Este meu colega, que preservo o nome aqui, teve um enorme crescimento pessoal e profissional desde então. Ele se tornou outra pessoa. Era um sujeito acanhado, inseguro e introvertido. Ao longo desse tempo, simultaneamente aos saltos de paraquedas, ele passou a fazer coisas que não fazia antes: fez um curso de história, que era um sonho antigo, mudou de profissão entrando numa área completamente nova para ele, morou seis meses sozinho no exterior – longe da família – por conta de um curso que desejava fazer e outras coisas que não cabem citar aqui. Ele realmente virou uma lição de vida para mim. Mudar de profissão e morar no exterior, longe da família, são iniciativas que dão medo, como o salto de paraquedas, mas ele tomou coragem e enfrentou esses medos.
Em nossas conversas sobre o enfrentamento do medo no salto de paraquedas e sobre outras decisões tomadas por ele que contei acima, ele me disse a frase mágica que grudou na minha mente:
“Se você tem medo de alguma coisa, se joga nela”.
Quantas e quantas vezes eu repeti essa frase para mim, em silêncio, quase sussurrando, somente dentro de minha mente. Quando algo estranho surgia na minha frente, lá vinha a frase:
“Você está com medo? Se joga nisso e faz acontecer”.
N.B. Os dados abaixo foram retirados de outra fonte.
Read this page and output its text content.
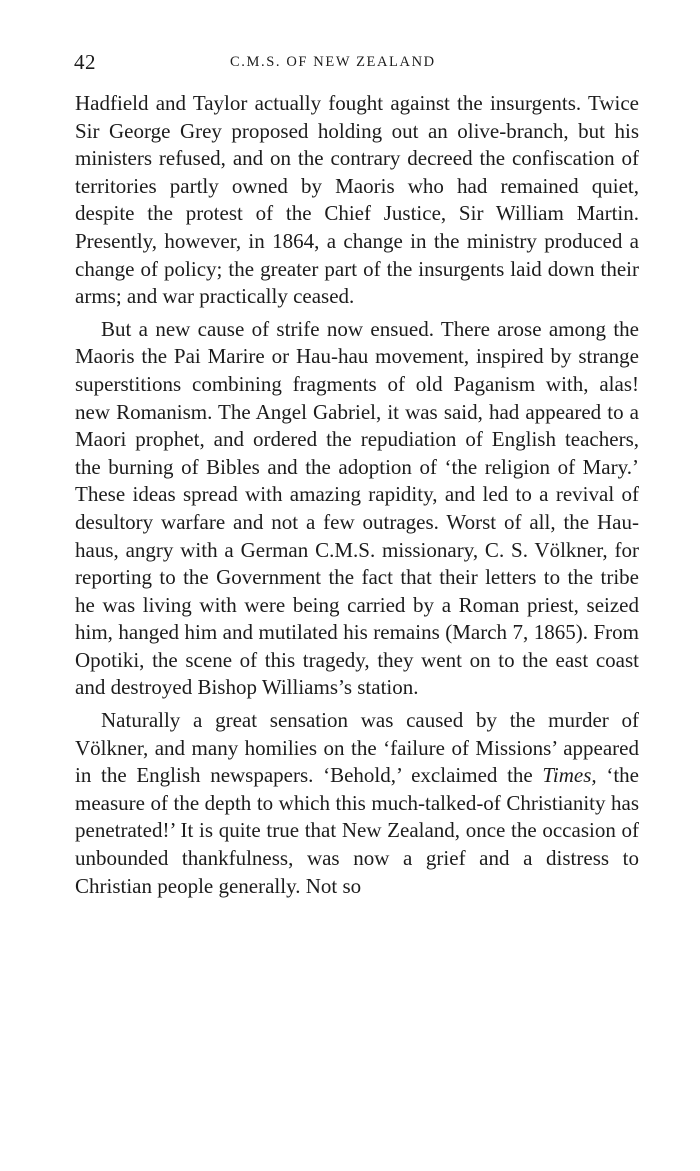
42	C.M.S. OF NEW ZEALAND

Hadfield and Taylor actually fought against the insurgents. Twice Sir George Grey proposed holding out an olive-branch, but his ministers refused, and on the contrary decreed the confiscation of territories partly owned by Maoris who had remained quiet, despite the protest of the Chief Justice, Sir William Martin. Presently, however, in 1864, a change in the ministry produced a change of policy; the greater part of the insurgents laid down their arms; and war practically ceased.

But a new cause of strife now ensued. There arose among the Maoris the Pai Marire or Hau-hau movement, inspired by strange superstitions combining fragments of old Paganism with, alas! new Romanism. The Angel Gabriel, it was said, had appeared to a Maori prophet, and ordered the repudiation of English teachers, the burning of Bibles and the adoption of ‘the religion of Mary.’ These ideas spread with amazing rapidity, and led to a revival of desultory warfare and not a few outrages. Worst of all, the Hau-haus, angry with a German C.M.S. missionary, C. S. Völkner, for reporting to the Government the fact that their letters to the tribe he was living with were being carried by a Roman priest, seized him, hanged him and mutilated his remains (March 7, 1865). From Opotiki, the scene of this tragedy, they went on to the east coast and destroyed Bishop Williams’s station.

Naturally a great sensation was caused by the murder of Völkner, and many homilies on the ‘failure of Missions’ appeared in the English newspapers. ‘Behold,’ exclaimed the Times, ‘the measure of the depth to which this much-talked-of Christianity has penetrated!’ It is quite true that New Zealand, once the occasion of unbounded thankfulness, was now a grief and a distress to Christian people generally. Not so
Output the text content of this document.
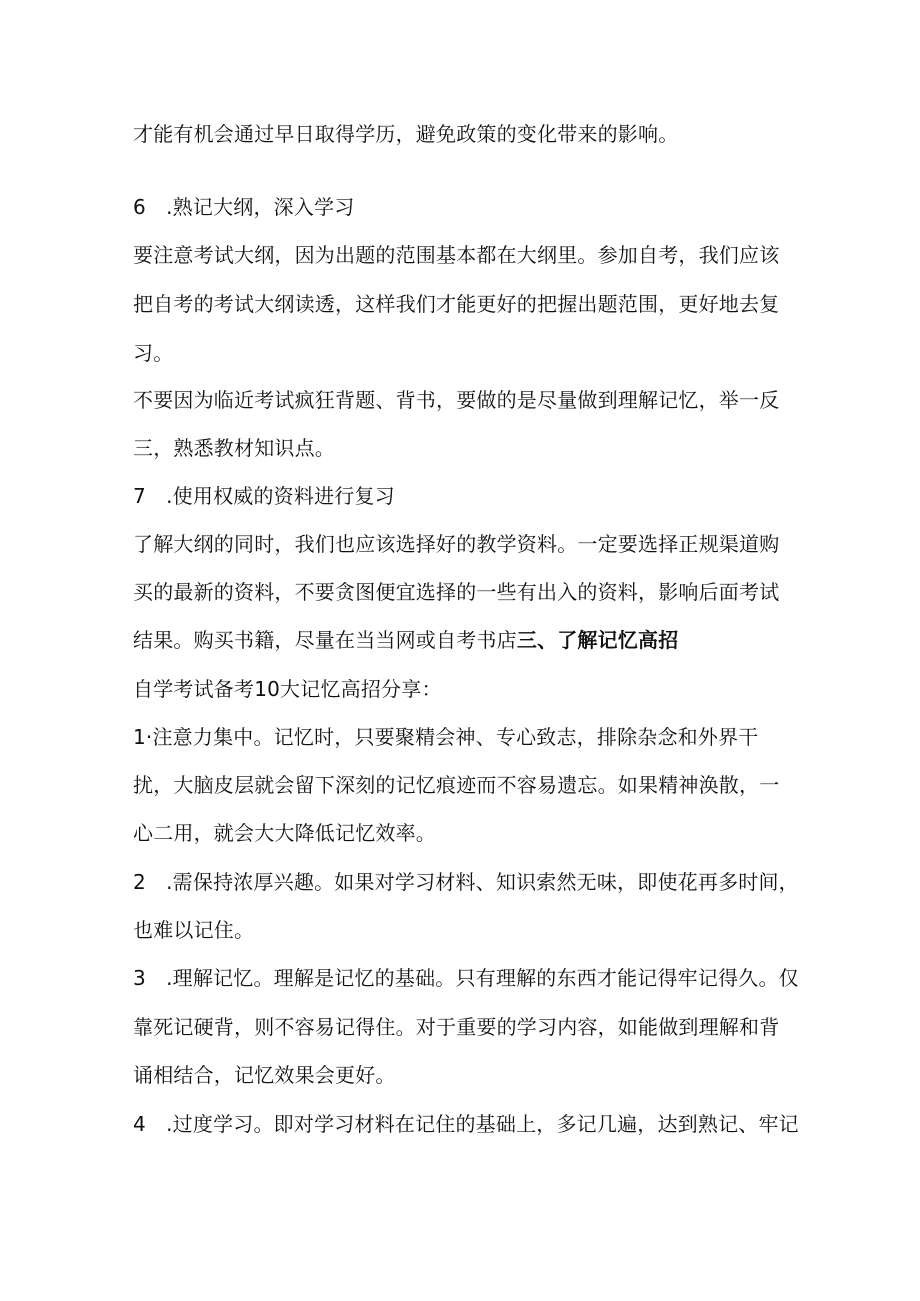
才能有机会通过早日取得学历，避免政策的变化带来的影响。
6　.熟记大纲，深入学习
要注意考试大纲，因为出题的范围基本都在大纲里。参加自考，我们应该
把自考的考试大纲读透，这样我们才能更好的把握出题范围，更好地去复
习。
不要因为临近考试疯狂背题、背书，要做的是尽量做到理解记忆，举一反
三，熟悉教材知识点。
7　.使用权威的资料进行复习
了解大纲的同时，我们也应该选择好的教学资料。一定要选择正规渠道购
买的最新的资料，不要贪图便宜选择的一些有出入的资料，影响后面考试
结果。购买书籍，尽量在当当网或自考书店三、了解记忆高招
自学考试备考10大记忆高招分享：
1·注意力集中。记忆时，只要聚精会神、专心致志，排除杂念和外界干
扰，大脑皮层就会留下深刻的记忆痕迹而不容易遗忘。如果精神涣散，一
心二用，就会大大降低记忆效率。
2　.需保持浓厚兴趣。如果对学习材料、知识索然无味，即使花再多时间，
也难以记住。
3　.理解记忆。理解是记忆的基础。只有理解的东西才能记得牢记得久。仅
靠死记硬背，则不容易记得住。对于重要的学习内容，如能做到理解和背
诵相结合，记忆效果会更好。
4　.过度学习。即对学习材料在记住的基础上，多记几遍，达到熟记、牢记
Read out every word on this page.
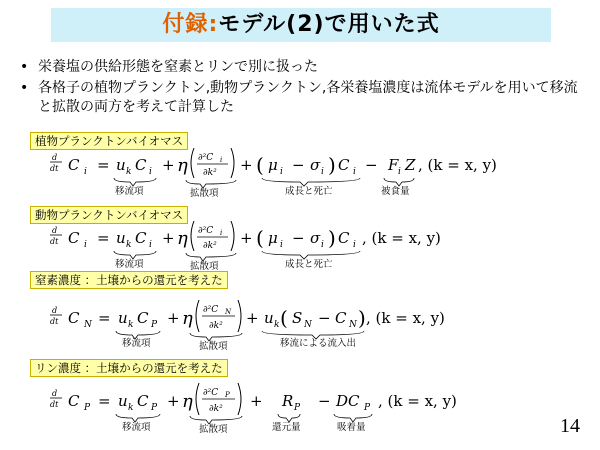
付録:モデル(2)で用いた式
• 栄養塩の供給形態を窒素とリンで別に扱った
• 各格子の植物プランクトン,動物プランクトン,各栄養塩濃度は流体モデルを用いて移流と拡散の両方を考えて計算した
植物プランクトンバイオマス
動物プランクトンバイオマス
窒素濃度 ：土壌からの還元を考えた
リン濃度 ：土壌からの還元を考えた
d
dt C i = u k C i + η ∂²C i
∂k² + ( μ i − σ i ) C i − F i Z , (k = x, y)
移流項	拡散項	成長と死亡	被食量
d
dt C i = u k C i + η ∂²C i
∂k² + ( μ i − σ i ) C i , (k = x, y)
移流項	拡散項	成長と死亡
d
dt C N = u k C P + η ∂²C N
∂k² + u k ( S N − C N ) , (k = x, y)
移流項	拡散項	移流による流入出
d
dt C P = u k C P + η ∂²C P
∂k² + R P − D C P , (k = x, y)
移流項	拡散項	還元量	吸着量	14
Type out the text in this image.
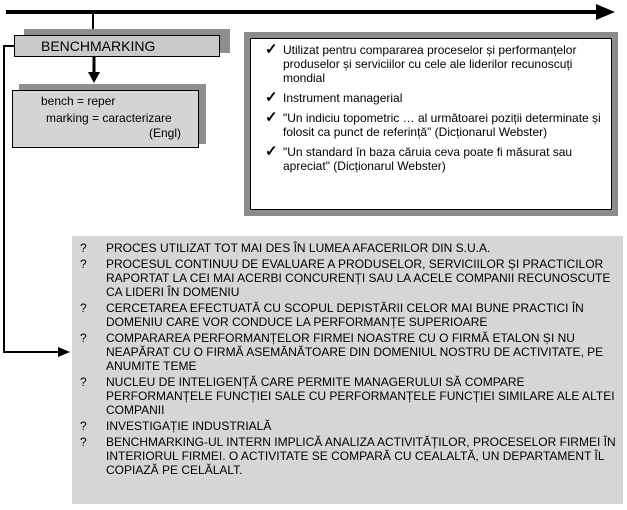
BENCHMARKING
bench = reper
marking = caracterizare
(Engl)
✓ Utilizat pentru compararea proceselor și performanțelor produselor și serviciilor cu cele ale liderilor recunoscuți mondial
✓ Instrument managerial
✓ "Un indiciu topometric … al următoarei poziții determinate și folosit ca punct de referință" (Dicționarul Webster)
✓ "Un standard în baza căruia ceva poate fi măsurat sau apreciat" (Dicționarul Webster)
?	PROCES UTILIZAT TOT MAI DES ÎN LUMEA AFACERILOR DIN S.U.A.
?	PROCESUL CONTINUU DE EVALUARE A PRODUSELOR, SERVICIILOR ȘI PRACTICILOR RAPORTAT LA CEI MAI ACERBI CONCURENȚI SAU LA ACELE COMPANII RECUNOSCUTE CA LIDERI ÎN DOMENIU
?	CERCETAREA EFECTUATĂ CU SCOPUL DEPISTĂRII CELOR MAI BUNE PRACTICI ÎN DOMENIU CARE VOR CONDUCE LA PERFORMANȚE SUPERIOARE
?	COMPARAREA PERFORMANȚELOR FIRMEI NOASTRE CU O FIRMĂ ETALON ȘI NU NEAPĂRAT CU O FIRMĂ ASEMĂNĂTOARE DIN DOMENIUL NOSTRU DE ACTIVITATE, PE ANUMITE TEME
?	NUCLEU DE INTELIGENȚĂ CARE PERMITE MANAGERULUI SĂ COMPARE PERFORMANȚELE FUNCȚIEI SALE CU PERFORMANȚELE FUNCȚIEI SIMILARE ALE ALTEI COMPANII
?	INVESTIGAȚIE INDUSTRIALĂ
?	BENCHMARKING-UL INTERN IMPLICĂ ANALIZA ACTIVITĂȚILOR, PROCESELOR FIRMEI ÎN INTERIORUL FIRMEI. O ACTIVITATE SE COMPARĂ CU CEALALTĂ, UN DEPARTAMENT ÎL COPIAZĂ PE CELĂLALT.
Foi esse pensamento de encarar as coisas de peito aberto, de não fugir delas, que foi base para enfrentar um dos períodos mais difíceis da minha vida, que foi a história do câncer da minha querida Regina, seguida do capítulo da lúgubre caverna do luto e da luminosa ressignificação de minha vida. Não me vanglorio, longe disso, porém tenho consciência de que não procrastinar e não empurrar as dificuldades para debaixo do tapete foram comportamentos fundamentais que permitiram atravessar esses períodos e chegar aonde estou agora. Nestes momentos, onde saltei no abismo para encarar o problema de frente, emergiram forças e potências dentro de mim que nunca imaginei que existiam.
Parece que é nas crises e nas adversidades que descobrimos, de verdade, o nosso verdadeiro eu.
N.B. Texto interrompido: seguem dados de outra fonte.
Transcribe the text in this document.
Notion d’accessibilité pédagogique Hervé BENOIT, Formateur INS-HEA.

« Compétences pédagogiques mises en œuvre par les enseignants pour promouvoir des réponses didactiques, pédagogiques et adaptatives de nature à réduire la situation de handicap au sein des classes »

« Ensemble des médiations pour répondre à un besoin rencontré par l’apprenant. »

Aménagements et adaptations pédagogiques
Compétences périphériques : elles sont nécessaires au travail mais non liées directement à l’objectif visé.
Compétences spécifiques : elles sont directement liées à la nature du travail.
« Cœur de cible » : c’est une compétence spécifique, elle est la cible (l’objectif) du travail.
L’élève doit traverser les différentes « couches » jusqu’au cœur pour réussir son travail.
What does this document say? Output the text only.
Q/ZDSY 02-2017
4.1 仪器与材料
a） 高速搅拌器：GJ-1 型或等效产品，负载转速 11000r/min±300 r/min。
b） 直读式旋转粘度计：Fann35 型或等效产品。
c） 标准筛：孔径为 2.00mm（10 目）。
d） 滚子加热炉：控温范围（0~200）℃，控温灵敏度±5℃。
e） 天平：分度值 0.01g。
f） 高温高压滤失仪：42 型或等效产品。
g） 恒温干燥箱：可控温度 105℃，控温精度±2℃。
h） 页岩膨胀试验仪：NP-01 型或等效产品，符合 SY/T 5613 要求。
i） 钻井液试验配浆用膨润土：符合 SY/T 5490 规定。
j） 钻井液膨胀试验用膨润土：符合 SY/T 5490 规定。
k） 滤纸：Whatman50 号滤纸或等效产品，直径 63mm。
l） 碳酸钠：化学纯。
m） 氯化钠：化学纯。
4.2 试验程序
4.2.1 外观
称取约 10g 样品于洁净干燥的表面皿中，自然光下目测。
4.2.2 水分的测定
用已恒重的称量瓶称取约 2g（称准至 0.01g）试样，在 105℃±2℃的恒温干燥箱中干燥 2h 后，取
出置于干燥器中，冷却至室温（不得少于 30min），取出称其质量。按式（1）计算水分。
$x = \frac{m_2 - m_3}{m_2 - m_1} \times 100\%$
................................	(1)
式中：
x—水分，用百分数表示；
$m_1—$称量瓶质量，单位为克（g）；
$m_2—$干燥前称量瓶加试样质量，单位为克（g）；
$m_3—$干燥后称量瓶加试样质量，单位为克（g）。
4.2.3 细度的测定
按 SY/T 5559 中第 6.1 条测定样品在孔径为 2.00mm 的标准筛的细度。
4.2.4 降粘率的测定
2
Nos últimos anos eu venho criando problemas para mim o tempo todo, intencionalmente, me jogando em coisas que não conheço muito bem, assumindo algumas atividades desconfortáveis, bem como criando compromissos e responsabilidades que depois tenho que me virar para cumprir. Foi assim que entrei na escola de filosofia, fiz trilhas de longo curso pelo país e aceitei atividades profissionais recentes que achava que não ia dar conta. Estes são apenas alguns exemplos, mas tenho um caminhão deles. Minha sensação é que estou dando mais espaço para a minha intuição e abrandando a minha tradicional razão dominadora.
Um dos lobos dentro na minha mente foi o responsável por tudo isso. Ele dizia: “Não empurra para frente. Se joga nisso. Teste seus limites. O futuro é agora. Dê chance para você descobrir um Mauro diferente. Tá com medo? Se joga nisso, crie o problema e, depois, trate de resolver. Se tiver que se arrepender por algo, que seja por algo que você fez e não por algo que deixou de fazer”.
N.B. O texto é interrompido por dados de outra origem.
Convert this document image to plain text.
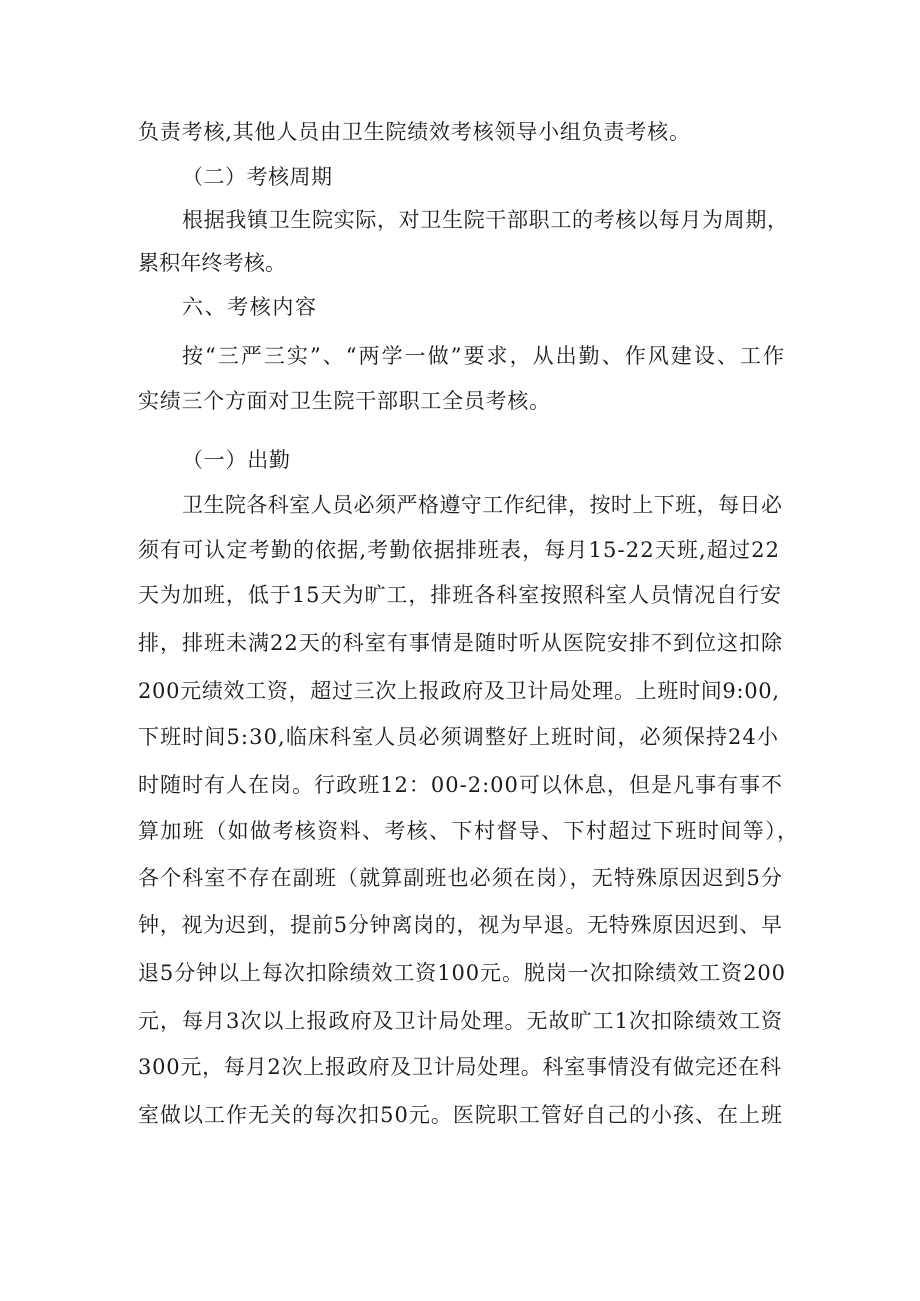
负责考核,其他人员由卫生院绩效考核领导小组负责考核。
（二）考核周期
根据我镇卫生院实际，对卫生院干部职工的考核以每月为周期，
累积年终考核。
六、考核内容
按“三严三实”、“两学一做”要求，从出勤、作风建设、工作
实绩三个方面对卫生院干部职工全员考核。
（一）出勤
卫生院各科室人员必须严格遵守工作纪律，按时上下班，每日必
须有可认定考勤的依据,考勤依据排班表，每月15-22天班,超过22
天为加班，低于15天为旷工，排班各科室按照科室人员情况自行安
排，排班未满22天的科室有事情是随时听从医院安排不到位这扣除
200元绩效工资，超过三次上报政府及卫计局处理。上班时间9:00,
下班时间5:30,临床科室人员必须调整好上班时间，必须保持24小
时随时有人在岗。行政班12：00-2:00可以休息，但是凡事有事不
算加班（如做考核资料、考核、下村督导、下村超过下班时间等），
各个科室不存在副班（就算副班也必须在岗），无特殊原因迟到5分
钟，视为迟到，提前5分钟离岗的，视为早退。无特殊原因迟到、早
退5分钟以上每次扣除绩效工资100元。脱岗一次扣除绩效工资200
元，每月3次以上报政府及卫计局处理。无故旷工1次扣除绩效工资
300元，每月2次上报政府及卫计局处理。科室事情没有做完还在科
室做以工作无关的每次扣50元。医院职工管好自己的小孩、在上班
Esse lobo afastou todos os outros, ocupando a minha mente quase que por completo. Os outros lobos, aqueles que me geram pavor de sair da zona de conforto e prezam pela segurança aconchegante, apesar de terem se afastado, ainda estão ao meu redor. Conscientemente eu tento mantê-los a distância.
A metáfora dos lobos em minha mente tem sido a base para a jornada de transformação e ressignificação que venho vivendo nos últimos anos. Eu falei detalhadamente sobre isso no artigo “Os lobos dentro de mim”, publicado no meu blog.
Não existe mudança sem desconforto.
O artigo chamado “5 verdades que ninguém te conta sobre um período sabático”, no site “Feliz com a vida”, apresenta cinco aprendizados que a autora obteve ao entrar no sabático. Aqui eu quero destacar o quinto aprendizado, que achei simples e profundo.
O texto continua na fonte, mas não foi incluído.